(140c) Multiobjective Optimization of a Spouted Bed Reactor | AIChE

(140c) Multiobjective Optimization of a Spouted Bed Reactor

Authors 

Alwan, G. M. - Presenter, University of Technology
Nedeltchev, S. - Presenter, Missouri University of Science and Technology
Aradhya, S. - Presenter, Missouri University of Science and Technology
Al-Dahhan, M. - Presenter, Missouri University of Science and Technology


Gas-solid spouted beds are either cylindrical bed with cone base or the whole bed is in a cone shape where the gas enters as a jet. The gas forms a spout region that carries the solids upward in a diluted phase which form a fountain at the top of the bed where the solids fall down and move downward in the annular region. These beds have found wide and efficient applications as reactors, dryers, coaters, etc. Various design and operating variables affect the performance of these beds. It seems that the performance of the gas-solid spouted bed benefit from solids uniformity structure along with lower pressure drop (PD). Therefore, the focus of this work is to perform multiobjective optimization on gas-solid spouted bed, to maximize the uniformity index (UI) of the solid particles across the spouted bed and to minimize the PD along the bed. Hence, UI and PD are considered as the objective functions. Four decision variables were selected which affect the objective functions of the process. These decision variables are: gas velocity, pressure, particle density and particle diameter. The dynamics of the spouted bed reactor are  highly interactive nonlinear processes. Thus, the optimization technique is a powerful tool to obtain the desired design parameters and set of operating conditions. This would guide the experimental work and reduce the risk and cost of the design and operation. It also yields the best range of the operating conditions which could improve the efficiency of the spouted bed reactor. Various optimization algorithms are available. However, the reliability of the optimized solutions depends on the formulation of the objective functions and the selected optimization technique.

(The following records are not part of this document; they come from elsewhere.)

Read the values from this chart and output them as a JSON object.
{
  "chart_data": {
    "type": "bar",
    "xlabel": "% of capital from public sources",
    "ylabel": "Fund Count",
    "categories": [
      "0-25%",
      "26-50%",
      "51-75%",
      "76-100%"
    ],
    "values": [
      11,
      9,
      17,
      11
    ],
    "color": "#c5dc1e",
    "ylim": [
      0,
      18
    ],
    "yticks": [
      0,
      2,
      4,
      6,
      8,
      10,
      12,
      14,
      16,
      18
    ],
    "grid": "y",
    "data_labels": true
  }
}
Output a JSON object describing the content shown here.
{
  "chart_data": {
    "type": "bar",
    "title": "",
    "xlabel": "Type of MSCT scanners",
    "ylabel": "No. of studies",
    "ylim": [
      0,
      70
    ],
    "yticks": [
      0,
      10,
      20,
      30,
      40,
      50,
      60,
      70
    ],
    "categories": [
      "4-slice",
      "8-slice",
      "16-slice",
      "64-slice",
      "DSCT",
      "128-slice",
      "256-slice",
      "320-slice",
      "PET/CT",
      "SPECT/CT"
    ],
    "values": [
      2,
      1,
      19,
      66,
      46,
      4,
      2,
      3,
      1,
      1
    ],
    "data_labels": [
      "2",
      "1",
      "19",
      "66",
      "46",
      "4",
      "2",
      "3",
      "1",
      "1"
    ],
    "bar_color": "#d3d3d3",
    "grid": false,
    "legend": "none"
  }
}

In this work, genetic algorithm has been used which is considered the best stochastic search technique for highly nonlinear objective functions. The accuracy and the reliability of the optimization search could be enhanced by using adaption operators. It has been found that maximum UI could be obtained with high density particles, while minimum PD could be obtained with lower particle density. The results of the optimization have been compared with the experimental data using sophisticated optical probe and high accuracy pressure transducers. In this presentation, the results and the findings will be discussed.